Ireland’s prosperity is recovering under his stewardship, the economy growing a projected 4.5 percent this year. While the spread between Ireland’s 10-year benchmark government bonds and German securities of a similar maturity has increased to 77 basis points from 44 basis points six weeks ago, 10-year bond yields dropped to 0.90 percent on Thursday.
Unemployment is back below 9 percent as companies like Twitter Inc. and Google Inc. flood into the empty offices left by the nation’s economic collapse in 2008.
“You couldn’t argue” about the government’s economic performance, said Gene Murtagh, chief executive officer at Cavan-based Kingspan Plc, adding he’s keen to maintain “some version of the direction of travel we’ve had for the last few years.”
Yet, there’s a sense that the recovery hasn’t touched many families as household incomes failed to keep up with rising bills.
For some voters, it’s the new water- and property-levies Kenny’s coalition imposed to close the budget deficit during Ireland’s 2010-2013 bailout program.
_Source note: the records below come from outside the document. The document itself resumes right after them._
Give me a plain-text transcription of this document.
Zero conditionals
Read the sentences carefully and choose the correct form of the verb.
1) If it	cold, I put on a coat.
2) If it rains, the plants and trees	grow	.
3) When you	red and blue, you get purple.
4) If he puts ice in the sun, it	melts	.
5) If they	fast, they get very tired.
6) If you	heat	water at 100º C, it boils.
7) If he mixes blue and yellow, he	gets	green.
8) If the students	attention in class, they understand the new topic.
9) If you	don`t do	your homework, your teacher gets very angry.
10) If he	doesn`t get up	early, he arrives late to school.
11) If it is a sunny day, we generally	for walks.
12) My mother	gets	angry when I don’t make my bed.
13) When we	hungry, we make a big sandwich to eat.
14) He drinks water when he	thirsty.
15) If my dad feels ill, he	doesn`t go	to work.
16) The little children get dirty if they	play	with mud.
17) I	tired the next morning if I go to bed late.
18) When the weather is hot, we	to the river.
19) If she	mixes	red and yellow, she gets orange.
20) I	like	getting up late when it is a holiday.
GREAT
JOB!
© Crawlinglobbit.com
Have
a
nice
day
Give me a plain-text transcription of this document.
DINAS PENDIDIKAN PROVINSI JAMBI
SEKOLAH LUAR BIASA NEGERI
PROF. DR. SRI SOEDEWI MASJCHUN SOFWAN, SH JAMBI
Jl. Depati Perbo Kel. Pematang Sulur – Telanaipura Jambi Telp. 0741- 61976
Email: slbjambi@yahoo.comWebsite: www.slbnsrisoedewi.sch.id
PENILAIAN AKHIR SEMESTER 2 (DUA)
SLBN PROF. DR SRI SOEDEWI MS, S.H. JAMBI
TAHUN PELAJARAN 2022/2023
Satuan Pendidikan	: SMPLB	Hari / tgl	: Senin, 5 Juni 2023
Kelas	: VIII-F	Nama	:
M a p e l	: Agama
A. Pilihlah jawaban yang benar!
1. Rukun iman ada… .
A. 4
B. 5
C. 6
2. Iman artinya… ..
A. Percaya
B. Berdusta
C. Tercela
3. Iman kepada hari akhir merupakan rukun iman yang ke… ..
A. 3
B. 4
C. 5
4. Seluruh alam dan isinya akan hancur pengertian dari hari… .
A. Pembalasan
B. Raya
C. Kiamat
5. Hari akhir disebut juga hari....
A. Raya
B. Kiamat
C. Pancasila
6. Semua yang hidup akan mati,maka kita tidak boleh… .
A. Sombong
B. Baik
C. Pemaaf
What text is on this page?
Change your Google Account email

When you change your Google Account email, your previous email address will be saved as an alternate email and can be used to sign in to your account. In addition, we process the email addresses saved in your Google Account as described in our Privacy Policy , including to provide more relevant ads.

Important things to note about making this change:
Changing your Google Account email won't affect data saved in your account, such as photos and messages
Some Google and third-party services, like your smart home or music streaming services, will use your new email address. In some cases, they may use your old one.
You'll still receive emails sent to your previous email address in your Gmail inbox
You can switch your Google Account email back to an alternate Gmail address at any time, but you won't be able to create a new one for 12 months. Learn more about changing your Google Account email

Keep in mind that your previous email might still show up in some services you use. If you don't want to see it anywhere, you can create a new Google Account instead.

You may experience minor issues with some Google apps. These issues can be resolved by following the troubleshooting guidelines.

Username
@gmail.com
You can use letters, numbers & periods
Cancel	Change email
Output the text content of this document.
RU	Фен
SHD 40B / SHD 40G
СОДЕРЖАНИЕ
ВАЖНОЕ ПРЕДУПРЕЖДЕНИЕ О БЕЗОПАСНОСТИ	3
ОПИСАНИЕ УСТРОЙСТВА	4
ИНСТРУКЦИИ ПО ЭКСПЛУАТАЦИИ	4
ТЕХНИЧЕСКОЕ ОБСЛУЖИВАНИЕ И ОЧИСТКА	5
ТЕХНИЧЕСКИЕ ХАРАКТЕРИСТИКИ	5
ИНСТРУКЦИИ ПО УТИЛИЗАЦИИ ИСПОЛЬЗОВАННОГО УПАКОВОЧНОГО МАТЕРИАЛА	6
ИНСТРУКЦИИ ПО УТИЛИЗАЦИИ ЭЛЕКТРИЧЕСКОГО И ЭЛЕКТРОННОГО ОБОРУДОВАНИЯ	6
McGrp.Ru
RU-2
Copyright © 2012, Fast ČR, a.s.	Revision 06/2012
For others, it’s a failure to improve health and education, or, like Meagher in north Dublin, deal adequately with surging rents and increasing levels of homelessness.
While voters know they would have had to endure years of austerity under any government, they are still eager to lodge a protest, said Eoin Fahy, chief economist at Kleinwort Benson Investors in Dublin.
“The public shows no sign at all of gravitating towards the ‘we can’t risk change at a time of uncertainty’ position,” he said.